Поэтому сам факт встреч, допустим, Скуратова с Примаковым, ещё вовсе не означал, что они плели заговор против Ельцина и его Семьи. Но тут Путин, видимо, ссылаясь на “оперативную информацию”, уже направлял Юмашева в то русло, в которое ему было нужно. Не прошло и пары месяцев, как Юмашев уже был абсолютно уверен в том, что Примаков нелоялен, метит в президенты и готов пересажать ради этого всё окружение Ельцина. Кроме того, теперь он был уверен, что единственный, кто мог всех их спасти – это Путин. И именно по этой причине Примаков, резонно опасаясь Путина, настаивал на его увольнении.

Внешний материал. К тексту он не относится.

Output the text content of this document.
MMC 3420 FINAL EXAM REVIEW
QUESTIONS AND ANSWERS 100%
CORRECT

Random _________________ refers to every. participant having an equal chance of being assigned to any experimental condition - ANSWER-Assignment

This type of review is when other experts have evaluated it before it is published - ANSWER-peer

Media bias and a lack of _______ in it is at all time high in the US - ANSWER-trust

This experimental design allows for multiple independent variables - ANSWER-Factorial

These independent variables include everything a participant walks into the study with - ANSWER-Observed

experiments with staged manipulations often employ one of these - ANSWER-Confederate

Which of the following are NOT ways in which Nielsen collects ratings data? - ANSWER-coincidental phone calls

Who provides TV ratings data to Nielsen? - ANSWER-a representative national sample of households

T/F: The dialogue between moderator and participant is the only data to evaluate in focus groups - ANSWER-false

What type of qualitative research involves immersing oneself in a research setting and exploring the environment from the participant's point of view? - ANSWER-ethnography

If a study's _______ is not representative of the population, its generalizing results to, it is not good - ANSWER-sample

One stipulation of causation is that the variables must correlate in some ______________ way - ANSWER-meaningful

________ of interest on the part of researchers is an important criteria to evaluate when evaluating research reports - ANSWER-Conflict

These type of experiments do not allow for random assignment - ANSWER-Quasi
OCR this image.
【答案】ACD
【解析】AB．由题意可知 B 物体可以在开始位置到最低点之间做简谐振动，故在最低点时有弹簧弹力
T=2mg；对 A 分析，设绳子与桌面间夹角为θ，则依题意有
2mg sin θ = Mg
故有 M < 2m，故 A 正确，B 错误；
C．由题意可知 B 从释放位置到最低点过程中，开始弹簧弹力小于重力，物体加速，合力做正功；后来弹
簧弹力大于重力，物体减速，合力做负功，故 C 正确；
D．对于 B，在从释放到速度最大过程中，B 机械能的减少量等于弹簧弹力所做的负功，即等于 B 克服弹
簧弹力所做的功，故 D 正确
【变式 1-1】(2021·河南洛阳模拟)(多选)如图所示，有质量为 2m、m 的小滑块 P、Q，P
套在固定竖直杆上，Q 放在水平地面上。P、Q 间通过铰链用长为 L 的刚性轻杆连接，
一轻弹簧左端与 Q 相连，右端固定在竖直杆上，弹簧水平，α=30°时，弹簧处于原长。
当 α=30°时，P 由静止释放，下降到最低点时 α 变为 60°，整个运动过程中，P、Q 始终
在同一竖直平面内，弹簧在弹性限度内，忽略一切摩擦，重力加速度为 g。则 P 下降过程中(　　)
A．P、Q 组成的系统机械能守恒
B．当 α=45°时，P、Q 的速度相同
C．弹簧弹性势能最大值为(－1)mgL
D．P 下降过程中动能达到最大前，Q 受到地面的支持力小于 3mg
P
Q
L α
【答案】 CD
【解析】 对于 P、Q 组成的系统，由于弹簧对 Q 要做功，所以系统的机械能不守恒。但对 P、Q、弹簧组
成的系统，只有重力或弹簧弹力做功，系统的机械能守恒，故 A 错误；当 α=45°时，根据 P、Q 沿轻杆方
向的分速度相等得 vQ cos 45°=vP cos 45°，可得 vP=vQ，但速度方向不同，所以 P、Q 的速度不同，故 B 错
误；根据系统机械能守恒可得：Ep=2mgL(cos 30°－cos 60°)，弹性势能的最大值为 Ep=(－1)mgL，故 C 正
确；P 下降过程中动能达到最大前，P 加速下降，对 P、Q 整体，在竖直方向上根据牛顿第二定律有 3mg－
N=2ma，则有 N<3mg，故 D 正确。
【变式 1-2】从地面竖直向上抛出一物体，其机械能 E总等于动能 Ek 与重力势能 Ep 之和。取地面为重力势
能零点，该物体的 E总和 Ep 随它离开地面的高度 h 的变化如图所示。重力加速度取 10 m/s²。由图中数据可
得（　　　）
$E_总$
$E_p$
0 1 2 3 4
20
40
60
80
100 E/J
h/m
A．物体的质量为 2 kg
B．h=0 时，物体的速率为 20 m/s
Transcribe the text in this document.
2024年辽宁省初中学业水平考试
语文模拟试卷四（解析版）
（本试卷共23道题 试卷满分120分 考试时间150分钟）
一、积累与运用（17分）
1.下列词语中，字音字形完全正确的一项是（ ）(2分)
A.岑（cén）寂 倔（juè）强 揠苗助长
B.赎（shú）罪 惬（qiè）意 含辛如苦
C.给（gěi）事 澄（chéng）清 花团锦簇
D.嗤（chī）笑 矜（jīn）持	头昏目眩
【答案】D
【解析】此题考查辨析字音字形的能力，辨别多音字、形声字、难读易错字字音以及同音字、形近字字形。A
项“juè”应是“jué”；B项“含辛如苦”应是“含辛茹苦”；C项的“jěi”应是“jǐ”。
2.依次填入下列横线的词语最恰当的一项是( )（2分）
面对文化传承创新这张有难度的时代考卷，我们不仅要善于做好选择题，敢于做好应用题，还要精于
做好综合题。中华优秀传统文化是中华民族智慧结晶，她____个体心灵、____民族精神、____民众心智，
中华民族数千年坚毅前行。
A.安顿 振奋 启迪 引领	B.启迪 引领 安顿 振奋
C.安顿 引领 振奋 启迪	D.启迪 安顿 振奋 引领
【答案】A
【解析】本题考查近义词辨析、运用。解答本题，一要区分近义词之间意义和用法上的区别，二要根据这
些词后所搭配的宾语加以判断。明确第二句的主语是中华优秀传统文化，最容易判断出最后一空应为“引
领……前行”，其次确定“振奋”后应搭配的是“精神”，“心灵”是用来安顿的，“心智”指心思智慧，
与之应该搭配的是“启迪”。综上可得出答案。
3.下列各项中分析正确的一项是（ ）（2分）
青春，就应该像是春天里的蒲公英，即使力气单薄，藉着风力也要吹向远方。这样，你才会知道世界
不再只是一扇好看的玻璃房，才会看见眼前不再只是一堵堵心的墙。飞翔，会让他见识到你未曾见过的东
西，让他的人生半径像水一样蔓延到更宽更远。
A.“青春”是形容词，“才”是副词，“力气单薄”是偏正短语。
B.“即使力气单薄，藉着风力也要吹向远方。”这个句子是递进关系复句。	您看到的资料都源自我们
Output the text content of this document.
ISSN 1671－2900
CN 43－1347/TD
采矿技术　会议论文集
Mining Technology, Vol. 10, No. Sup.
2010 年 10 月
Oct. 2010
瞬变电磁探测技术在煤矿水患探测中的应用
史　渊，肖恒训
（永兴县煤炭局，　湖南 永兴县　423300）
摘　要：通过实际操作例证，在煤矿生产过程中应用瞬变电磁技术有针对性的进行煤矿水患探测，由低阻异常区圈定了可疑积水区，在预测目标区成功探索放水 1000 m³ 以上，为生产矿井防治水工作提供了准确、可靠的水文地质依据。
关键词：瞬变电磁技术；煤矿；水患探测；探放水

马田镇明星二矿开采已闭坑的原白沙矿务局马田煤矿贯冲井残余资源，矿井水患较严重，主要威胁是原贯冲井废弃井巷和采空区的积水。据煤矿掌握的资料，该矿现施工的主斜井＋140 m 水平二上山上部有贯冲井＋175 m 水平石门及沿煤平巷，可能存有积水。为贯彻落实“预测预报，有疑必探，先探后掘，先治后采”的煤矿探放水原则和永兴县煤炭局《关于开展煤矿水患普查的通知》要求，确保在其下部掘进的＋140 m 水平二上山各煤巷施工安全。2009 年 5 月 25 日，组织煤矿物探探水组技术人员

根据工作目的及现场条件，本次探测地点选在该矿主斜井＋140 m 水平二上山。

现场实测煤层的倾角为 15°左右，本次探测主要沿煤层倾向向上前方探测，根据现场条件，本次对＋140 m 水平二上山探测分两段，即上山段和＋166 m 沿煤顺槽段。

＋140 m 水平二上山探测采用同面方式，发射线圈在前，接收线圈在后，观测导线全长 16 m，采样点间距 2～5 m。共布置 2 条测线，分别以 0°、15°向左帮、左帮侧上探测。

К декабрю Юмашев уже совсем созрел и, когда Примаков сообщил ему о своём решение баллотироваться на пост президента на предстоявших в 2000 году выборах, решил, что пора уходить в тень, и 7 декабря подал в отставку. С этого момента юридической ответственности за все последующие решения он уже нести не будет, но своё реальное влияние на Ельцина сохранит и будет продолжать оставаться серым кардиналом при Ельцине в формальном статусе всего лишь его советника.
На своё место Юмашев предложил Ельцину назначить генерал-полковника Николая Бордюжу, который в тот момент был секретарём Совета Безопасности РФ, а до этого командовал Федеральной пограничной службой. Ельцин безо всяких колебаний с этим предложением согласился.
Бордюжа производил впечатления решительного лишённого интеллигентской рефлексии военного человека, который не станет разводить церемонии и быстро приведет “заговорщиков” в чувство. Его первостепенной задачей было сделать так, чтобы у Примакова пропало всякое желание баллотироваться в президенты, а у Скуратова – вести какие-либо расследования в отношении Семьи. Судя по тому, что Бордюжа согласился на эту должность, он считал себя в силах справиться с этим делом.